November 12 — by Jarrett Hoffman
This date in history brought the “finales,” we could say, of American composer and academic Walter Piston (who died on November 12, 1976), Polish composer Henryk Górecki (who followed suit in 2010), and English composer John Tavener (who in 2013 met his maker — one can assume to a friendly reception, given the composer’s preference for religious choral music).
One of Piston’s greatest pieces is the suite he drew from his ballet The Incredible Flutist — and the Cleveland Orchestra Youth Orchestra will play it on their fall concert this Sunday. (Read a preview here.)

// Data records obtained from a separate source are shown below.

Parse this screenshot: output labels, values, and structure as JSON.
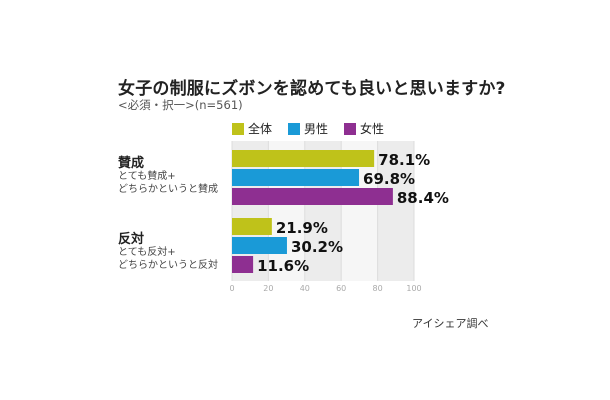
{
  "title": "女子の制服にズボンを認めても良いと思いますか?",
  "subtitle": "<必須・択一>(n=561)",
  "source": "アイシェア調べ",
  "chart_data": {
    "type": "bar",
    "orientation": "horizontal",
    "categories": [
      {
        "title": "賛成",
        "desc": [
          "とても賛成+",
          "どちらかというと賛成"
        ]
      },
      {
        "title": "反対",
        "desc": [
          "とても反対+",
          "どちらかというと反対"
        ]
      }
    ],
    "series": [
      {
        "name": "全体",
        "color": "#bfc21a",
        "values": [
          78.1,
          21.9
        ]
      },
      {
        "name": "男性",
        "color": "#1a9ad7",
        "values": [
          69.8,
          30.2
        ]
      },
      {
        "name": "女性",
        "color": "#8e2f91",
        "values": [
          88.4,
          11.6
        ]
      }
    ],
    "value_labels": [
      [
        "78.1%",
        "21.9%"
      ],
      [
        "69.8%",
        "30.2%"
      ],
      [
        "88.4%",
        "11.6%"
      ]
    ],
    "xlim": [
      0,
      100
    ],
    "xticks": [
      "0",
      "20",
      "40",
      "60",
      "80",
      "100"
    ],
    "grid": true,
    "legend_position": "top"
  }
}
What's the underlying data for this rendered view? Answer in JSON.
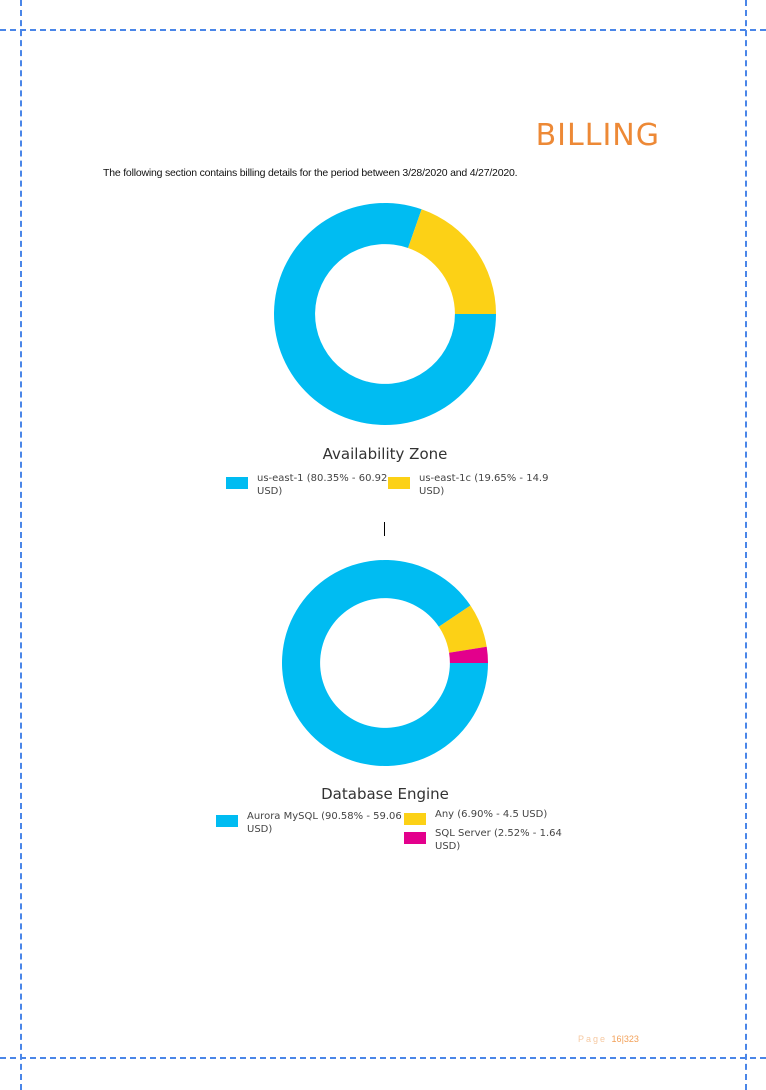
{
  "page": {
    "title": "BILLING",
    "intro": "The following section contains billing details for the period between 3/28/2020 and 4/27/2020.",
    "footer": {
      "word": "Page",
      "page_no": "16",
      "separator": "|",
      "total": "323"
    }
  },
  "chart_data": [
    {
      "type": "pie",
      "style": "donut",
      "title": "Availability Zone",
      "slices": [
        {
          "label": "us-east-1",
          "percent": 80.35,
          "value": 60.92,
          "color": "#00bcf2"
        },
        {
          "label": "us-east-1c",
          "percent": 19.65,
          "value": 14.9,
          "color": "#fcd116"
        }
      ],
      "legend": [
        {
          "line1": "us-east-1 (80.35% - 60.92",
          "line2": "USD)",
          "color": "#00bcf2"
        },
        {
          "line1": "us-east-1c (19.65% - 14.9",
          "line2": "USD)",
          "color": "#fcd116"
        }
      ],
      "legend_position": "bottom"
    },
    {
      "type": "pie",
      "style": "donut",
      "title": "Database Engine",
      "slices": [
        {
          "label": "Aurora MySQL",
          "percent": 90.58,
          "value": 59.06,
          "color": "#00bcf2"
        },
        {
          "label": "Any",
          "percent": 6.9,
          "value": 4.5,
          "color": "#fcd116"
        },
        {
          "label": "SQL Server",
          "percent": 2.52,
          "value": 1.64,
          "color": "#e3008c"
        }
      ],
      "legend": [
        {
          "line1": "Aurora MySQL (90.58% - 59.06",
          "line2": "USD)",
          "color": "#00bcf2"
        },
        {
          "line1": "Any (6.90% - 4.5 USD)",
          "line2": "",
          "color": "#fcd116"
        },
        {
          "line1": "SQL Server (2.52% - 1.64",
          "line2": "USD)",
          "color": "#e3008c"
        }
      ],
      "legend_position": "bottom"
    }
  ]
}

For Górecki, have a listen to his Third Symphony (“Symphony of Sorrowful Songs”). Dedicated to victims of the Holocaust, it was written in 1976 but took fifteen years to make its way into the ears of most listeners outside of Poland, when it also basically introduced the composer to the rest of the world. And it did so with a bang — the London Sinfonietta’s 1992 recording topped the American and British classical music charts, and has continued to rack up sales far beyond what would be expected from similar albums.
Listen to that very recording here, where the orchestra is led by David Zinman, and the soloist is soprano Dawn Upshaw.
As Górecki said in an interview, “Perhaps people find something they need in this piece of music…Somehow I hit the right note, something they were missing…I feel that I instinctively knew what they needed.”
And returning to locally connected recordings — at Trinity Cathedral in 2013, Ross Duffin and Quire Cleveland performed Tavener’s The Lamb, one of the most commercially successful among his renowned religious works.
As Quire points out in the description of the video, “Tavener plays on the innocence of the lamb by featuring only high voices at the beginning…” And though basically the same musical ideas continue, “the doubling of low voices for the second stanza gives a much different musical impression…”
You’ll also enjoy the dissonances, which are decidedly tasty — perhaps something else, aside from the symbolism of a young child and of Jesus, that Tavener had in mind regarding the lamb?